Advances in language modeling have led to remarkable accuracy on several NLP tasks, but most benchmarks used for evaluation are static, ignoring the practical setting under which training data from the past and present must be used for generalizing to future data. Consequently, training paradigms also ignore the time sensitivity of language and essentially treat all text as if it was written at a single point in time. Recent studies have shown that in a dynamic setting, where the test data is drawn from a different time period than the training data, the accuracy of such static models degrades as the gap between the two periods increases.
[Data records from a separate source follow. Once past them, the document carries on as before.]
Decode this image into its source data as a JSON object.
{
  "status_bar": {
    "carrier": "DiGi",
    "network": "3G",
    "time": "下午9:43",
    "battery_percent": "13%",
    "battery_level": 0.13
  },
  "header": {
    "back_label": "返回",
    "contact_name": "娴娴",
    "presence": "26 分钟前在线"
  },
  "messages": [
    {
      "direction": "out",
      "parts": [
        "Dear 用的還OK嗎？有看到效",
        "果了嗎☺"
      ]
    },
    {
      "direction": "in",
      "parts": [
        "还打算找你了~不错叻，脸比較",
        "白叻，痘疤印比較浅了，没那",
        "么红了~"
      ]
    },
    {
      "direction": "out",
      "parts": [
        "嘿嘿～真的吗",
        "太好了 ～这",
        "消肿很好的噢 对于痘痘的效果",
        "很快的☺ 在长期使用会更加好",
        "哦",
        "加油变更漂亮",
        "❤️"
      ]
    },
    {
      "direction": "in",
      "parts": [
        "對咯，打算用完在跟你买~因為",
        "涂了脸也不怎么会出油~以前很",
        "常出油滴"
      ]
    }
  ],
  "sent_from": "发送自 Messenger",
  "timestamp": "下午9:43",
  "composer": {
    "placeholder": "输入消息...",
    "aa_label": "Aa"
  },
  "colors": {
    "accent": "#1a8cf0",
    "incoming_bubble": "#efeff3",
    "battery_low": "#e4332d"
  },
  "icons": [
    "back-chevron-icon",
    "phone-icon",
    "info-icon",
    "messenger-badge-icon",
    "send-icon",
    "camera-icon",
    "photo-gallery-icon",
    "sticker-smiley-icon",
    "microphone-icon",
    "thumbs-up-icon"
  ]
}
This workshop focuses on these time-related issues in NLP models and benchmarks. We invite researchers from both academia and industry to redesign experimental settings, benchmark datasets, and modeling by especially focusing on the “time” variable. We will welcome papers / work-in-progress on several topics including (but not limited to):
Dynamic Benchmarks: Evaluation of Model Degradation in Time
Measuring how NLP models age
Random splits vs time-based splits (past/future)
Latency (days vs years) at which models need to be updated for maintaining task accuracy
Time-sensitivity of different tasks and the type of knowledge which gets stale
Time-sensitivity of different domains (e.g., news vs scientific papers) and how domain shifts interact with time shifts
Sensitivity of different models and architectures to time shifts
Time-Aware Models
Incorporating time information into NLP models
Techniques for updating / replacing models which degrade with time
Learning strategies for improving temporal degradation
Trade-offs between updating a degraded model vs replacing it altogether
Mitigating catastrophic forgetting of old knowledge as we update models with new knowledge
Improving plasticity of models so that they can be easily updated
Retrieval based models for improving temporal generalization
Analysis of existing models / datasets
Characterizing whether degradation on a task is due to outdated facts or changes in language use
Effect of model scale on temporal degradation – do large models exhibit less degradation?
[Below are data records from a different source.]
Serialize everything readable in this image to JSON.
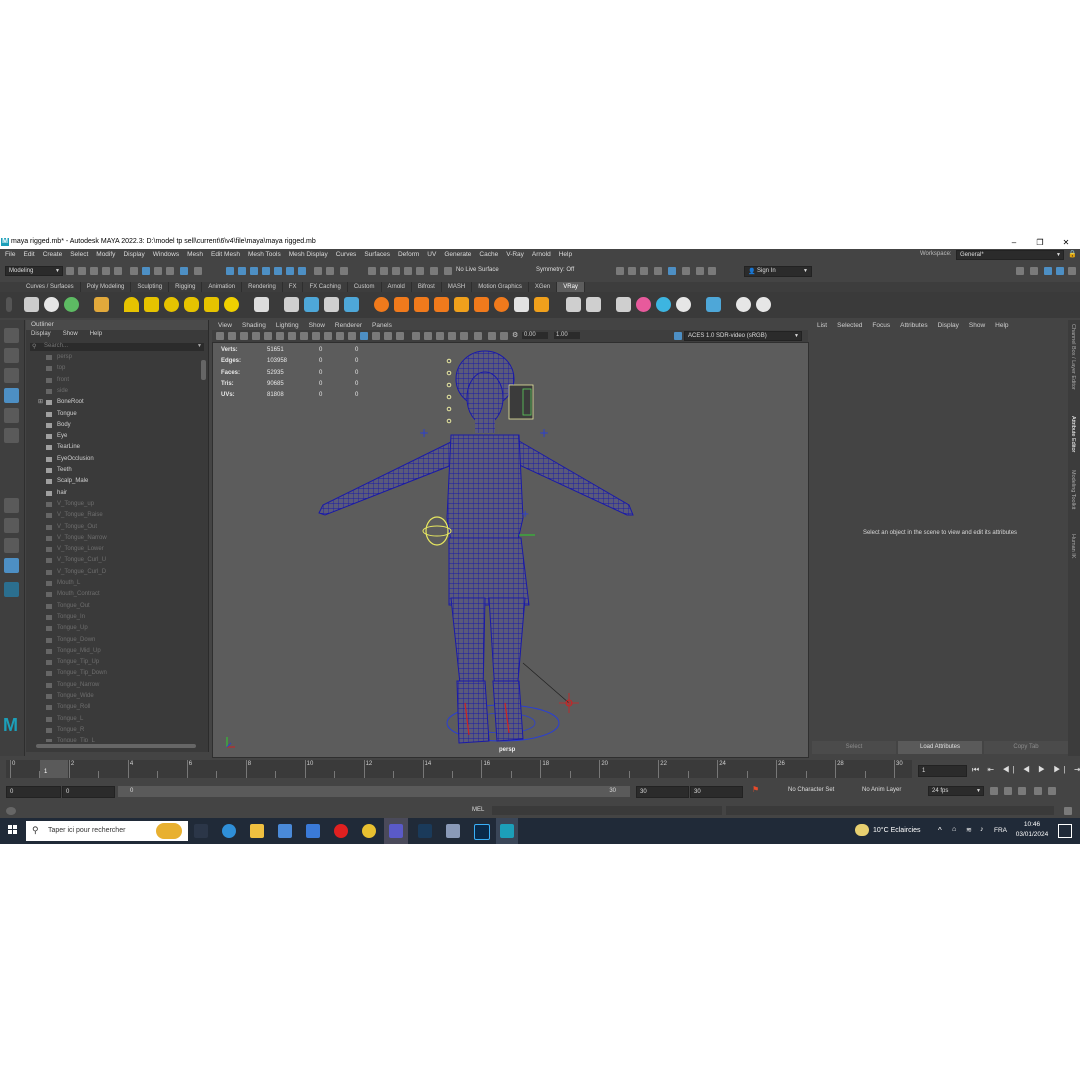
{
  "window": {
    "title": "maya rigged.mb* - Autodesk MAYA 2022.3: D:\\model tp sell\\current\\6\\v4\\file\\maya\\maya rigged.mb",
    "logo": "M"
  },
  "menubar": {
    "items": [
      "File",
      "Edit",
      "Create",
      "Select",
      "Modify",
      "Display",
      "Windows",
      "Mesh",
      "Edit Mesh",
      "Mesh Tools",
      "Mesh Display",
      "Curves",
      "Surfaces",
      "Deform",
      "UV",
      "Generate",
      "Cache",
      "V-Ray",
      "Arnold",
      "Help"
    ],
    "workspace_label": "Workspace:",
    "workspace_value": "General*"
  },
  "statusline": {
    "mode": "Modeling",
    "live_surface": "No Live Surface",
    "symmetry": "Symmetry: Off",
    "sign_in": "Sign In"
  },
  "shelf": {
    "tabs": [
      "Curves / Surfaces",
      "Poly Modeling",
      "Sculpting",
      "Rigging",
      "Animation",
      "Rendering",
      "FX",
      "FX Caching",
      "Custom",
      "Arnold",
      "Bifrost",
      "MASH",
      "Motion Graphics",
      "XGen",
      "VRay"
    ],
    "active_tab": "VRay"
  },
  "outliner": {
    "title": "Outliner",
    "menu": [
      "Display",
      "Show",
      "Help"
    ],
    "search_placeholder": "Search...",
    "items": [
      {
        "label": "persp",
        "dim": true
      },
      {
        "label": "top",
        "dim": true
      },
      {
        "label": "front",
        "dim": true
      },
      {
        "label": "side",
        "dim": true
      },
      {
        "label": "BoneRoot",
        "dim": false
      },
      {
        "label": "Tongue",
        "dim": false
      },
      {
        "label": "Body",
        "dim": false
      },
      {
        "label": "Eye",
        "dim": false
      },
      {
        "label": "TearLine",
        "dim": false
      },
      {
        "label": "EyeOcclusion",
        "dim": false
      },
      {
        "label": "Teeth",
        "dim": false
      },
      {
        "label": "Scalp_Male",
        "dim": false
      },
      {
        "label": "hair",
        "dim": false
      },
      {
        "label": "V_Tongue_up",
        "dim": true
      },
      {
        "label": "V_Tongue_Raise",
        "dim": true
      },
      {
        "label": "V_Tongue_Out",
        "dim": true
      },
      {
        "label": "V_Tongue_Narrow",
        "dim": true
      },
      {
        "label": "V_Tongue_Lower",
        "dim": true
      },
      {
        "label": "V_Tongue_Curl_U",
        "dim": true
      },
      {
        "label": "V_Tongue_Curl_D",
        "dim": true
      },
      {
        "label": "Mouth_L",
        "dim": true
      },
      {
        "label": "Mouth_Contract",
        "dim": true
      },
      {
        "label": "Tongue_Out",
        "dim": true
      },
      {
        "label": "Tongue_In",
        "dim": true
      },
      {
        "label": "Tongue_Up",
        "dim": true
      },
      {
        "label": "Tongue_Down",
        "dim": true
      },
      {
        "label": "Tongue_Mid_Up",
        "dim": true
      },
      {
        "label": "Tongue_Tip_Up",
        "dim": true
      },
      {
        "label": "Tongue_Tip_Down",
        "dim": true
      },
      {
        "label": "Tongue_Narrow",
        "dim": true
      },
      {
        "label": "Tongue_Wide",
        "dim": true
      },
      {
        "label": "Tongue_Roll",
        "dim": true
      },
      {
        "label": "Tongue_L",
        "dim": true
      },
      {
        "label": "Tongue_R",
        "dim": true
      },
      {
        "label": "Tongue_Tip_L",
        "dim": true
      }
    ]
  },
  "viewport": {
    "menu": [
      "View",
      "Shading",
      "Lighting",
      "Show",
      "Renderer",
      "Panels"
    ],
    "exposure": "0.00",
    "gamma": "1.00",
    "color_space": "ACES 1.0 SDR-video (sRGB)",
    "camera_label": "persp",
    "hud": [
      {
        "label": "Verts:",
        "v1": "51651",
        "v2": "0",
        "v3": "0"
      },
      {
        "label": "Edges:",
        "v1": "103958",
        "v2": "0",
        "v3": "0"
      },
      {
        "label": "Faces:",
        "v1": "52935",
        "v2": "0",
        "v3": "0"
      },
      {
        "label": "Tris:",
        "v1": "90685",
        "v2": "0",
        "v3": "0"
      },
      {
        "label": "UVs:",
        "v1": "81808",
        "v2": "0",
        "v3": "0"
      }
    ],
    "mesh_color": "#1a1aa8"
  },
  "attribute_editor": {
    "menu": [
      "List",
      "Selected",
      "Focus",
      "Attributes",
      "Display",
      "Show",
      "Help"
    ],
    "message": "Select an object in the scene to view and edit its attributes",
    "buttons": [
      "Select",
      "Load Attributes",
      "Copy Tab"
    ]
  },
  "side_tabs": [
    "Channel Box / Layer Editor",
    "Attribute Editor",
    "Modeling Toolkit",
    "Human IK"
  ],
  "timeslider": {
    "ticks": [
      "0",
      "2",
      "4",
      "6",
      "8",
      "10",
      "12",
      "14",
      "16",
      "18",
      "20",
      "22",
      "24",
      "26",
      "28",
      "30"
    ],
    "current_frame": "1",
    "current_frame_field": "1"
  },
  "range": {
    "start": "0",
    "playback_start": "0",
    "slider_start": "0",
    "slider_end": "30",
    "playback_end": "30",
    "end": "30",
    "character_set": "No Character Set",
    "anim_layer": "No Anim Layer",
    "fps": "24 fps"
  },
  "cmdline": {
    "language": "MEL"
  },
  "taskbar": {
    "search_placeholder": "Taper ici pour rechercher",
    "weather": "10°C  Eclaircies",
    "language": "FRA",
    "time": "10:46",
    "date": "03/01/2024"
  }
}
Efficiency / accuracy trade-offs when updating models
All accepted papers will be published in the workshop proceedings unless requested otherwise by the authors. Submissions can be made either via OpenReview where they will go through the standard double-blind process, or through ACL Rolling Review with existing reviews. See details below.
(Anywhere on Earth)
Submission deadline (for papers requiring review / non-archival): 10 October, 2022 12 October, 2022
Submission deadline (only for papers with ARR reviews): 25 October, 2022
Notification of acceptance: 31 October, 2022
Camera-ready paper deadline: 11 November, 2022
Workshop date: 7 December, 2022
We seek submissions of original work or work-in-progress. Submissions can be in the form of long/short papers (maximum of 4 pages for short papers and 8 pages for long papers, with unlimited space for references and appendix) and should follow EMNLP templates. Final versions of papers will be given one additional page of content so that reviewers’ comments can be taken into account.
Authors can choose to make their paper archival/non-archival. All accepted papers will be presented at the workshop.
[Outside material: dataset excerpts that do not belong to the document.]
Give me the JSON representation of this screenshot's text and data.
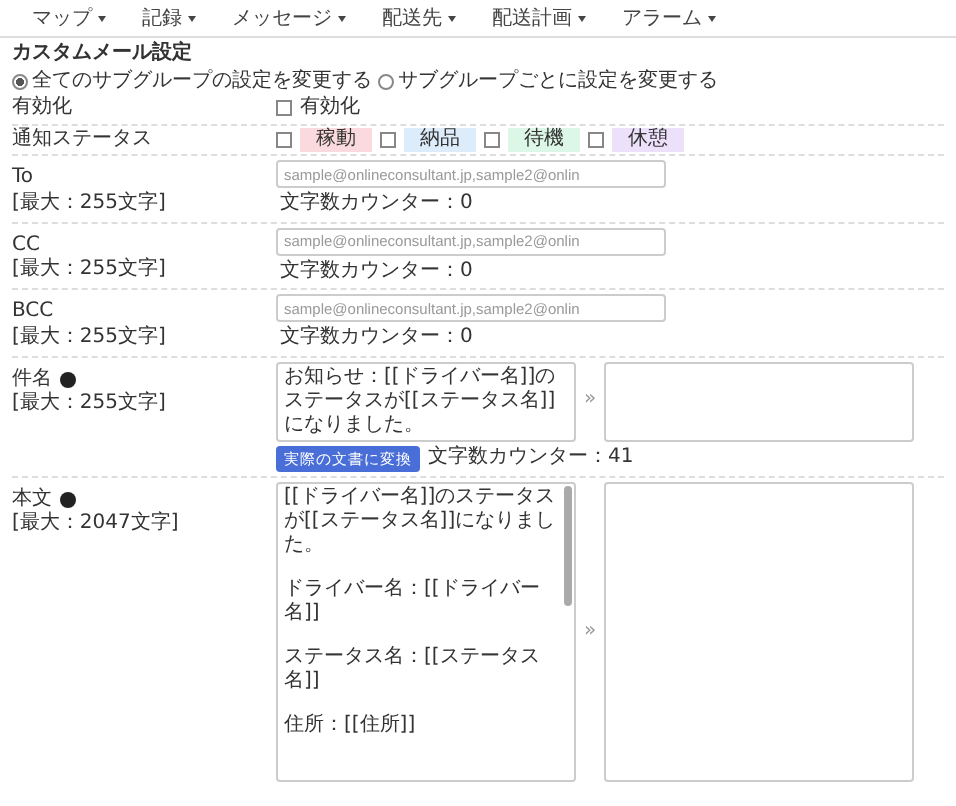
{
  "nav": [
    {
      "label": "マップ"
    },
    {
      "label": "記録"
    },
    {
      "label": "メッセージ"
    },
    {
      "label": "配送先"
    },
    {
      "label": "配送計画"
    },
    {
      "label": "アラーム"
    }
  ],
  "title": "カスタムメール設定",
  "scope_options": [
    {
      "label": "全てのサブグループの設定を変更する",
      "selected": true
    },
    {
      "label": "サブグループごとに設定を変更する",
      "selected": false
    }
  ],
  "enable_row": {
    "label": "有効化",
    "checkbox": {
      "label": "有効化",
      "checked": false
    }
  },
  "status_row": {
    "label": "通知ステータス",
    "statuses": [
      {
        "label": "稼動",
        "checked": false,
        "color": "#fadadd"
      },
      {
        "label": "納品",
        "checked": false,
        "color": "#dcecfa"
      },
      {
        "label": "待機",
        "checked": false,
        "color": "#dcf7e6"
      },
      {
        "label": "休憩",
        "checked": false,
        "color": "#ece0fa"
      }
    ]
  },
  "address_fields": [
    {
      "label": "To",
      "limit": "[最大：255文字]",
      "placeholder": "sample@onlineconsultant.jp,sample2@onlin",
      "counter": "文字数カウンター：0"
    },
    {
      "label": "CC",
      "limit": "[最大：255文字]",
      "placeholder": "sample@onlineconsultant.jp,sample2@onlin",
      "counter": "文字数カウンター：0"
    },
    {
      "label": "BCC",
      "limit": "[最大：255文字]",
      "placeholder": "sample@onlineconsultant.jp,sample2@onlin",
      "counter": "文字数カウンター：0"
    }
  ],
  "subject": {
    "label": "件名",
    "limit": "[最大：255文字]",
    "value": "お知らせ：[[ドライバー名]]のステータスが[[ステータス名]]になりました。",
    "arrow": "»",
    "convert_button": "実際の文書に変換",
    "counter": "文字数カウンター：41"
  },
  "body": {
    "label": "本文",
    "limit": "[最大：2047文字]",
    "lines": [
      "[[ドライバー名]]のステータスが[[ステータス名]]になりました。",
      "ドライバー名：[[ドライバー名]]",
      "ステータス名：[[ステータス名]]",
      "住所：[[住所]]"
    ],
    "arrow": "»"
  }
}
Submission link: https://openreview.net/group?id=EMNLP/2022/Workshop/EvoNLP
For papers needing review click “EMNLP 2022 Workshop EvoNLP submission”
For papers from ARR click “EMNLP 2022 Workshop EvoNLP commitment Submission”
Non-archival track seeks recently accepted / published work (including EMNLP-Findings papers) as well as work-in-progress. It does not need to be anonymized and will not go through the review process. The submission should clearly indicate the original venue and will be accepted (and given a presentation/poster slot) if the organizers think the work will benefit from exposure to the audience of this workshop.
Submission: Please email your submission as a single PDF file to evonlp@googlegroups.com. Include “EvoNLP Non-Archival Submission” in the title and the author names and affiliation within the body of your email.
The workshop will feature a shared task on meaning shift detection in social media. Initial data already available! Winners of the shared task will also receive a cash prize. More details at the workshop website: https://sites.google.com/view/evonlp/shared-task.
Thanks to generous support from our sponsors Snap Inc., we will award the best paper award (with cash prize) to one of the submissions selected by our program committee and organizing committee. There will also be a cash prize for the best system demonstration paper in the shared task. The best papers will be given the opportunity for a talk to introduce their work.